2 poemas de Friedrich Nietzsche

Friedrich Nietzsche arriba a Génova en 1880. En primera instancia, no solamente la ciudad parece impactarle de sobremanera, sino que también el filósofo se ve profundamente afectado por el espíritu genovés. Una ciudad caótica, plena de colores, carente de plano regulador, laberíntica, que baja desde los montes y se proyecta al mar lígure expresa desde ya, en su arquitectura, la voluntad de poder de sus habitantes. En el aforismo número 291 de la Ciencia Jovial Nietzsche escribe:

Veo continuamente al constructor, cómo observa todo lo que se ha construido a lo lejos o a su alrededor, en la ciudad, en el mar y en la silueta de los montes, cómo violenta a la naturaleza y realiza conquistas con esa mirada.”

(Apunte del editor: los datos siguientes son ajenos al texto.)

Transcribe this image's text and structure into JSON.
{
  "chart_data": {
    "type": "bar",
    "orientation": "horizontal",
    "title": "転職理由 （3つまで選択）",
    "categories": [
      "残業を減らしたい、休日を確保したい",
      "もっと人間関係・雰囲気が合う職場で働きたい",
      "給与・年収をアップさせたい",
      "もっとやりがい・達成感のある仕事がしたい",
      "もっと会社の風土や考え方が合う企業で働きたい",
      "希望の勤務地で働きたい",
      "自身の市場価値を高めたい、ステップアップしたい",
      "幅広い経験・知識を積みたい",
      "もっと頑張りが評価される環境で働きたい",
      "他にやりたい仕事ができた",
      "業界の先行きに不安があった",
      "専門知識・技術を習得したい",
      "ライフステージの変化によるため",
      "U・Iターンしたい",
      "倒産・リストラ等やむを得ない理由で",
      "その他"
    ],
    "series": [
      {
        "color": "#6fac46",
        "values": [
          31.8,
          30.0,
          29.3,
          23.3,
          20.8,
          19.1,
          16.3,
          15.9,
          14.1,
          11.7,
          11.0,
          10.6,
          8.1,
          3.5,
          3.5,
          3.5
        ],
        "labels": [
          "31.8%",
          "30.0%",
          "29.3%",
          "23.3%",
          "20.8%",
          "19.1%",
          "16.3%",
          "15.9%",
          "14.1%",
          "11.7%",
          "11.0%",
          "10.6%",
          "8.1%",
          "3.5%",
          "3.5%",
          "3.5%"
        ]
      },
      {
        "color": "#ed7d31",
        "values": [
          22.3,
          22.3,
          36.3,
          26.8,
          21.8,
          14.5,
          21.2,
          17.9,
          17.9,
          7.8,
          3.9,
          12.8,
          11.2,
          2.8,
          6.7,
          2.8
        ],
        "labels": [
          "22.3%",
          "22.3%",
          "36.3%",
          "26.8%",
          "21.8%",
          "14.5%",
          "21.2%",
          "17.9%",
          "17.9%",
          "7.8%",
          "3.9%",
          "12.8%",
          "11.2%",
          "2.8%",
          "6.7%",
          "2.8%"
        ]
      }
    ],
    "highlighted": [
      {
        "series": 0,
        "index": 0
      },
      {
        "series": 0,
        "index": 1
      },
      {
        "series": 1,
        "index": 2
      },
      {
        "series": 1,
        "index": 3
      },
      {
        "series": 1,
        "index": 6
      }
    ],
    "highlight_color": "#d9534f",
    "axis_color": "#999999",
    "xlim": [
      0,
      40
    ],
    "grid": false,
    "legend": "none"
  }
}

La arquitectura genovesa (similar a la de Valparaíso, para hacerse una imagen) refleja el deseo de conquista, la apuesta a lo imposible, el desafío a la gravedad que poseen los marineros, por quienes Nietzsche muestra profunda admiración puesto que, como lo indica en el mismo aforismo previamente mencionado, en el viejo puerto “descubrimos en cada esquina a un hombre que conoce el mar, la aventura y el oriente”. El marinero genovés, Cristobal Colón por excelencia, en efecto, pone su mirada en lo desconocido y parte a su conquista, zarpa con la voluntad de doblegar el infinito. En este sentido no es de extrañarse que Nietzsche se vea a sí mismo como un Nuevo Colón. En un poema homónimo el filósofo expone algunas de sus ideas “genovesas” sobre la voluntad de poder a Lou Salomé, con quien, vive en el centro histórico de la ciudad por algún tiempo entre 1880 y 1882. Por supuesto, el poema, expresa además otras posibles intenciones del filósofo, intenciones que quedan a libre interpretación del lector.

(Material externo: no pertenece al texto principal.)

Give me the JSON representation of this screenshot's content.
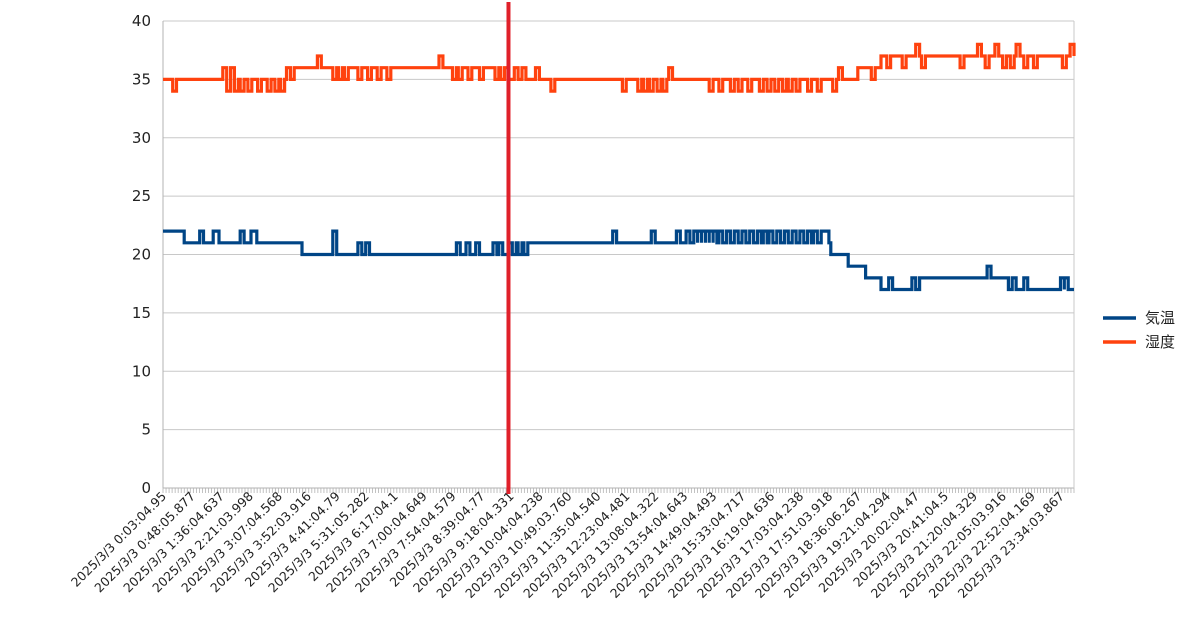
{
  "chart_data": {
    "type": "line",
    "title": "",
    "xlabel": "",
    "ylabel": "",
    "ylim": [
      0,
      40
    ],
    "yticks": [
      "0",
      "5",
      "10",
      "15",
      "20",
      "25",
      "30",
      "35",
      "40"
    ],
    "grid": "horizontal",
    "legend_position": "right",
    "x_range_hours": [
      0.0,
      23.6
    ],
    "x_tick_labels": [
      "2025/3/3 0:03:04.95",
      "2025/3/3 0:48:05.877",
      "2025/3/3 1:36:04.637",
      "2025/3/3 2:21:03.998",
      "2025/3/3 3:07:04.568",
      "2025/3/3 3:52:03.916",
      "2025/3/3 4:41:04.79",
      "2025/3/3 5:31:05.282",
      "2025/3/3 6:17:04.1",
      "2025/3/3 7:00:04.649",
      "2025/3/3 7:54:04.579",
      "2025/3/3 8:39:04.77",
      "2025/3/3 9:18:04.331",
      "2025/3/3 10:04:04.238",
      "2025/3/3 10:49:03.760",
      "2025/3/3 11:35:04.540",
      "2025/3/3 12:23:04.481",
      "2025/3/3 13:08:04.322",
      "2025/3/3 13:54:04.643",
      "2025/3/3 14:49:04.493",
      "2025/3/3 15:33:04.717",
      "2025/3/3 16:19:04.636",
      "2025/3/3 17:03:04.238",
      "2025/3/3 17:51:03.918",
      "2025/3/3 18:36:06.267",
      "2025/3/3 19:21:04.294",
      "2025/3/3 20:02:04.47",
      "2025/3/3 20:41:04.5",
      "2025/3/3 21:20:04.329",
      "2025/3/3 22:05:03.916",
      "2025/3/3 22:52:04.169",
      "2025/3/3 23:34:03.867"
    ],
    "marker_line": {
      "x_hours": 8.95,
      "color": "#e0202a"
    },
    "series": [
      {
        "name": "気温",
        "color": "#004586",
        "base_steps": [
          [
            0.0,
            22
          ],
          [
            0.55,
            21
          ],
          [
            3.6,
            20
          ],
          [
            8.95,
            21
          ],
          [
            17.3,
            20
          ],
          [
            17.75,
            19
          ],
          [
            18.2,
            18
          ],
          [
            18.6,
            17
          ],
          [
            19.6,
            18
          ],
          [
            22.1,
            17
          ]
        ],
        "spikes": [
          {
            "x": 0.95,
            "y": 22
          },
          {
            "x": 1.3,
            "y": 22
          },
          {
            "x": 1.35,
            "y": 22
          },
          {
            "x": 2.0,
            "y": 22
          },
          {
            "x": 2.28,
            "y": 22
          },
          {
            "x": 2.33,
            "y": 22
          },
          {
            "x": 4.4,
            "y": 22
          },
          {
            "x": 5.05,
            "y": 21
          },
          {
            "x": 5.25,
            "y": 21
          },
          {
            "x": 7.6,
            "y": 21
          },
          {
            "x": 7.85,
            "y": 21
          },
          {
            "x": 8.1,
            "y": 21
          },
          {
            "x": 8.55,
            "y": 21
          },
          {
            "x": 8.7,
            "y": 21
          },
          {
            "x": 9.05,
            "y": 20
          },
          {
            "x": 9.2,
            "y": 20
          },
          {
            "x": 9.35,
            "y": 20
          },
          {
            "x": 11.65,
            "y": 22
          },
          {
            "x": 12.65,
            "y": 22
          },
          {
            "x": 13.3,
            "y": 22
          },
          {
            "x": 13.55,
            "y": 22
          },
          {
            "x": 13.75,
            "y": 22
          },
          {
            "x": 13.85,
            "y": 22
          },
          {
            "x": 13.95,
            "y": 22
          },
          {
            "x": 14.05,
            "y": 22
          },
          {
            "x": 14.15,
            "y": 22
          },
          {
            "x": 14.25,
            "y": 22
          },
          {
            "x": 14.4,
            "y": 22
          },
          {
            "x": 14.6,
            "y": 22
          },
          {
            "x": 14.8,
            "y": 22
          },
          {
            "x": 15.0,
            "y": 22
          },
          {
            "x": 15.2,
            "y": 22
          },
          {
            "x": 15.4,
            "y": 22
          },
          {
            "x": 15.55,
            "y": 22
          },
          {
            "x": 15.7,
            "y": 22
          },
          {
            "x": 15.9,
            "y": 22
          },
          {
            "x": 16.1,
            "y": 22
          },
          {
            "x": 16.3,
            "y": 22
          },
          {
            "x": 16.5,
            "y": 22
          },
          {
            "x": 16.7,
            "y": 22
          },
          {
            "x": 16.85,
            "y": 22
          },
          {
            "x": 17.05,
            "y": 22
          },
          {
            "x": 17.15,
            "y": 22
          },
          {
            "x": 18.1,
            "y": 19
          },
          {
            "x": 18.8,
            "y": 18
          },
          {
            "x": 19.4,
            "y": 18
          },
          {
            "x": 20.45,
            "y": 18
          },
          {
            "x": 21.35,
            "y": 19
          },
          {
            "x": 21.9,
            "y": 17
          },
          {
            "x": 22.3,
            "y": 18
          },
          {
            "x": 23.25,
            "y": 18
          },
          {
            "x": 23.35,
            "y": 18
          }
        ]
      },
      {
        "name": "湿度",
        "color": "#ff420e",
        "base_steps": [
          [
            0.0,
            35
          ],
          [
            3.4,
            36
          ],
          [
            8.95,
            35
          ],
          [
            18.0,
            36
          ],
          [
            18.6,
            37
          ]
        ],
        "spikes": [
          {
            "x": 0.25,
            "y": 34
          },
          {
            "x": 1.55,
            "y": 36
          },
          {
            "x": 1.65,
            "y": 34
          },
          {
            "x": 1.75,
            "y": 36
          },
          {
            "x": 1.85,
            "y": 34
          },
          {
            "x": 2.0,
            "y": 34
          },
          {
            "x": 2.2,
            "y": 34
          },
          {
            "x": 2.45,
            "y": 34
          },
          {
            "x": 2.7,
            "y": 34
          },
          {
            "x": 2.9,
            "y": 34
          },
          {
            "x": 3.05,
            "y": 34
          },
          {
            "x": 3.2,
            "y": 36
          },
          {
            "x": 4.0,
            "y": 37
          },
          {
            "x": 4.4,
            "y": 35
          },
          {
            "x": 4.55,
            "y": 35
          },
          {
            "x": 4.7,
            "y": 35
          },
          {
            "x": 5.05,
            "y": 35
          },
          {
            "x": 5.3,
            "y": 35
          },
          {
            "x": 5.55,
            "y": 35
          },
          {
            "x": 5.8,
            "y": 35
          },
          {
            "x": 7.15,
            "y": 37
          },
          {
            "x": 7.5,
            "y": 35
          },
          {
            "x": 7.65,
            "y": 35
          },
          {
            "x": 7.9,
            "y": 35
          },
          {
            "x": 8.2,
            "y": 35
          },
          {
            "x": 8.6,
            "y": 35
          },
          {
            "x": 8.75,
            "y": 35
          },
          {
            "x": 9.1,
            "y": 36
          },
          {
            "x": 9.3,
            "y": 36
          },
          {
            "x": 9.65,
            "y": 36
          },
          {
            "x": 10.05,
            "y": 34
          },
          {
            "x": 11.9,
            "y": 34
          },
          {
            "x": 12.3,
            "y": 34
          },
          {
            "x": 12.45,
            "y": 34
          },
          {
            "x": 12.6,
            "y": 34
          },
          {
            "x": 12.8,
            "y": 34
          },
          {
            "x": 12.95,
            "y": 34
          },
          {
            "x": 13.1,
            "y": 36
          },
          {
            "x": 14.15,
            "y": 34
          },
          {
            "x": 14.4,
            "y": 34
          },
          {
            "x": 14.7,
            "y": 34
          },
          {
            "x": 14.9,
            "y": 34
          },
          {
            "x": 15.15,
            "y": 34
          },
          {
            "x": 15.45,
            "y": 34
          },
          {
            "x": 15.65,
            "y": 34
          },
          {
            "x": 15.85,
            "y": 34
          },
          {
            "x": 16.05,
            "y": 34
          },
          {
            "x": 16.2,
            "y": 34
          },
          {
            "x": 16.4,
            "y": 34
          },
          {
            "x": 16.7,
            "y": 34
          },
          {
            "x": 16.95,
            "y": 34
          },
          {
            "x": 17.35,
            "y": 34
          },
          {
            "x": 17.5,
            "y": 36
          },
          {
            "x": 18.35,
            "y": 35
          },
          {
            "x": 18.75,
            "y": 36
          },
          {
            "x": 19.15,
            "y": 36
          },
          {
            "x": 19.5,
            "y": 38
          },
          {
            "x": 19.65,
            "y": 36
          },
          {
            "x": 20.65,
            "y": 36
          },
          {
            "x": 21.1,
            "y": 38
          },
          {
            "x": 21.3,
            "y": 36
          },
          {
            "x": 21.55,
            "y": 38
          },
          {
            "x": 21.75,
            "y": 36
          },
          {
            "x": 21.95,
            "y": 36
          },
          {
            "x": 22.1,
            "y": 38
          },
          {
            "x": 22.3,
            "y": 36
          },
          {
            "x": 22.55,
            "y": 36
          },
          {
            "x": 23.3,
            "y": 36
          },
          {
            "x": 23.5,
            "y": 38
          }
        ]
      }
    ]
  }
}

Lou Salomé, la “amorosíssima muchacha”, es además la receptora de un segundo poema genovés escrito por Nietzsche en 1882, el cual versa sobre el Cementerio de Staglieno, monumento nacional por excelencia. El texto, escrito en clave intimista, expone los sentimientos de Nietzsche por la futura escritora, sentimientos complejos puesto que combinan intuiciones filosóficas con premoniciones no muy caras al espíritu de Nietzsche sobre el destino de tal relación, destino sombrío que resultará crucial en el desarrollo filosófico de nuestro autor.

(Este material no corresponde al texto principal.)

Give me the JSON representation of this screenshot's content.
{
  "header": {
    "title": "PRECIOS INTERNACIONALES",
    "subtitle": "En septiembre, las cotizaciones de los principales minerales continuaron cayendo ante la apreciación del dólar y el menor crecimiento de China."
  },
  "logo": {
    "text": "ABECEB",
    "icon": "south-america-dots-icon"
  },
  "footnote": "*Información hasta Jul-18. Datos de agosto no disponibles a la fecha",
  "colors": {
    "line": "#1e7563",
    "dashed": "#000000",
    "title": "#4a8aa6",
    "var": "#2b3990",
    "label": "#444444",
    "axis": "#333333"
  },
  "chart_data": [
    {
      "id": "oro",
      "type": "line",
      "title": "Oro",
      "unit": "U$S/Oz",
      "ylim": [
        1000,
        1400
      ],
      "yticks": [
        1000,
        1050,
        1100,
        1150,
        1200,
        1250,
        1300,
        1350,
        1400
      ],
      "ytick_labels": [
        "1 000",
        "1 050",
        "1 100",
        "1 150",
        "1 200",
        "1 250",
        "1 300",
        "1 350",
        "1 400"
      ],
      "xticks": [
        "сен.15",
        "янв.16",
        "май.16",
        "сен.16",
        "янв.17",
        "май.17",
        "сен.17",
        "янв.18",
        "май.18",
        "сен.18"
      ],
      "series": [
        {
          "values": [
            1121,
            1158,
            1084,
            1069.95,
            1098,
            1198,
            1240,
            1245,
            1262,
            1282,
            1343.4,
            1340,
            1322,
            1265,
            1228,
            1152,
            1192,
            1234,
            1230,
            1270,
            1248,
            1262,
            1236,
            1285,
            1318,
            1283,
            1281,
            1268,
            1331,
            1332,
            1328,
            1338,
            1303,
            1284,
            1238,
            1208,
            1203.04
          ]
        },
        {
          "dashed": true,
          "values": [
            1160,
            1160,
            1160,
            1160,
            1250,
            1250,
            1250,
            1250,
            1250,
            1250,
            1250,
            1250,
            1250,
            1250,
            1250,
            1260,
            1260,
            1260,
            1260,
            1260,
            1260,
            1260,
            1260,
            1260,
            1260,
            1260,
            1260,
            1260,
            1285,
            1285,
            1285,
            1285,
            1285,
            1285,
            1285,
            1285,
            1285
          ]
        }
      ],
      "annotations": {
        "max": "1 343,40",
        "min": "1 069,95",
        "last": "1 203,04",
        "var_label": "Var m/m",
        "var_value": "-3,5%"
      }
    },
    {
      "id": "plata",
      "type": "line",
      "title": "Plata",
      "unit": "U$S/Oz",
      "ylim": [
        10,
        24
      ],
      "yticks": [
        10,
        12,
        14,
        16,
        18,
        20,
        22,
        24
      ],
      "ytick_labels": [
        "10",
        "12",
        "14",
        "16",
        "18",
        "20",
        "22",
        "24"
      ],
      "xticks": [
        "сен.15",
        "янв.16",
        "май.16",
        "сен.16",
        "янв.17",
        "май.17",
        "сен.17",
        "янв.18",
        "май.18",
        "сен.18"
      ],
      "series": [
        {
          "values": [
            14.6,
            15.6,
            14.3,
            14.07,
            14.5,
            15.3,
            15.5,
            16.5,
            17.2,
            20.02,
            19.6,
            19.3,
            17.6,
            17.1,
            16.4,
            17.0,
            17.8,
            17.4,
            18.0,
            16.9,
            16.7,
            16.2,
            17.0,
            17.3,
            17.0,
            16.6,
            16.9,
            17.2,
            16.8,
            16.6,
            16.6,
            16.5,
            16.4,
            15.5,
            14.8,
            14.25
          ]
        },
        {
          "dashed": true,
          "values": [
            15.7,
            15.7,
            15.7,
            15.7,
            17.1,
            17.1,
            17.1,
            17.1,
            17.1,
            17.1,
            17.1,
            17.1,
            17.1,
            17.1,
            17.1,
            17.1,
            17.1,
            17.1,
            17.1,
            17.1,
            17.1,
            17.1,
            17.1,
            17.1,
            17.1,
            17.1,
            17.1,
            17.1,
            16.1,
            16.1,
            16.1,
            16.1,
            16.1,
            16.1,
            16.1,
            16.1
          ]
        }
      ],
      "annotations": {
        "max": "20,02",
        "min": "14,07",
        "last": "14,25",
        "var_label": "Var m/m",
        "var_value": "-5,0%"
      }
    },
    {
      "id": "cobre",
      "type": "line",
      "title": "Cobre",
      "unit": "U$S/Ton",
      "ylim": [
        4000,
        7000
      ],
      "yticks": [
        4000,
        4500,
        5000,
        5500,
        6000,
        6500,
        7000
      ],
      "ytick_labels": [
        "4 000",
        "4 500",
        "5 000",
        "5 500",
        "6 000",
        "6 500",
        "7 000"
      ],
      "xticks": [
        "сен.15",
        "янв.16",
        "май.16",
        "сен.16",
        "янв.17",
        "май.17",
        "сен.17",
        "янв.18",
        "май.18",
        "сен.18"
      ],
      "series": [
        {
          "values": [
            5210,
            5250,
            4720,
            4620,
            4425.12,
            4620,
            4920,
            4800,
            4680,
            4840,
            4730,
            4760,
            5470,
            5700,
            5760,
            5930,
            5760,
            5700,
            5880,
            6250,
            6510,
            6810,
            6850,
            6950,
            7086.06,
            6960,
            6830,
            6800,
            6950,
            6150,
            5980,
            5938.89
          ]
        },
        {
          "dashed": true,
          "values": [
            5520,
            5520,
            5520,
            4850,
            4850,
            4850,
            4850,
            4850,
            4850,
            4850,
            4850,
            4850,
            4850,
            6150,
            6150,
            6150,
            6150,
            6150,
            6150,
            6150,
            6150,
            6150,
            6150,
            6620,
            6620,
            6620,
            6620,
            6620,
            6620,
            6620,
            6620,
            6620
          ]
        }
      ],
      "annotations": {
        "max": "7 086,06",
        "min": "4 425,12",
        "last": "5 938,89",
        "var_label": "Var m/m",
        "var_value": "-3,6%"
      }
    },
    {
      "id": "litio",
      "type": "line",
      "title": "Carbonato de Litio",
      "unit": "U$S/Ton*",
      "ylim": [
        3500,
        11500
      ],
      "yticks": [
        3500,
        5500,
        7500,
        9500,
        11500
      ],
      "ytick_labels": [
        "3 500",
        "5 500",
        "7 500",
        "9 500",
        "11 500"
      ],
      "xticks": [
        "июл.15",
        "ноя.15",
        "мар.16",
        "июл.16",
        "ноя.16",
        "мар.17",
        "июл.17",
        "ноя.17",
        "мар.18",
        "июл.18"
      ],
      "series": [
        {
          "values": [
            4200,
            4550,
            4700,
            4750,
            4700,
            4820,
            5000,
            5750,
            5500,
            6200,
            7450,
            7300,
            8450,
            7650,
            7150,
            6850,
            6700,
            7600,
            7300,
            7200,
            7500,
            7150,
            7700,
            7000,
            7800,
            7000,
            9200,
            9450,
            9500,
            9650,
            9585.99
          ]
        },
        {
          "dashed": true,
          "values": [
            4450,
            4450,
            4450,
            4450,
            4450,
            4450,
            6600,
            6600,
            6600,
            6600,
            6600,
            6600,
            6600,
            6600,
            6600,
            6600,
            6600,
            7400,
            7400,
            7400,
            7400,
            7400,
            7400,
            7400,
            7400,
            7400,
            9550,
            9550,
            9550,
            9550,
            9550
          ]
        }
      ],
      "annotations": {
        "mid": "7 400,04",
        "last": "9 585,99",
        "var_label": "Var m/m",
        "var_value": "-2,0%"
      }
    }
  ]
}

Finalmente, pensando en las experiencias vividas en Génova junto a Salomé, Nietzsche escribiría posteriormente: “deberé someter todas estas amargas vivencias al fuego alquímico y transformarlas en oro filosófico.”

 

Der neue Colombus

Freundin! – sprach Columbus – traue
keinem Genuesen mehr!
Immer starrt er in das Blaue –
Fernstes lockt ihn allzusehr!

Fremdestes ist nun mir teuer!
Genua – das sank, das schwand!
Herz, bleib’ kalt! Hand, halt’ das Steuer!
Vor mir Meer – und Land? – und Land? – –

Stehen fest wir auf den Füßen!
Nimmer können wir zurück!
Schau’ hinaus: von fernher grüßen
uns Ein Tod, Ein Ruhm, Ein Glück!

El Nuevo Colón

Amiga mía
Nunca te fíes
de un genovés” -así Colón decía-;
todos ellos sepultan con codicia
en azules y lejanos mares la mirada.

A mí sólo me gustan las remotas,
desconocidas y extranjeras playas.
Génova desaparece allá a lo lejos.
¡Se enfría el corazón! ¡Mano toma el timón!
Ante mí el mar sin fin. ¿Cuándo la imagen
surgirá de la tierra codiciada? ¿Y la tierra y la tierra?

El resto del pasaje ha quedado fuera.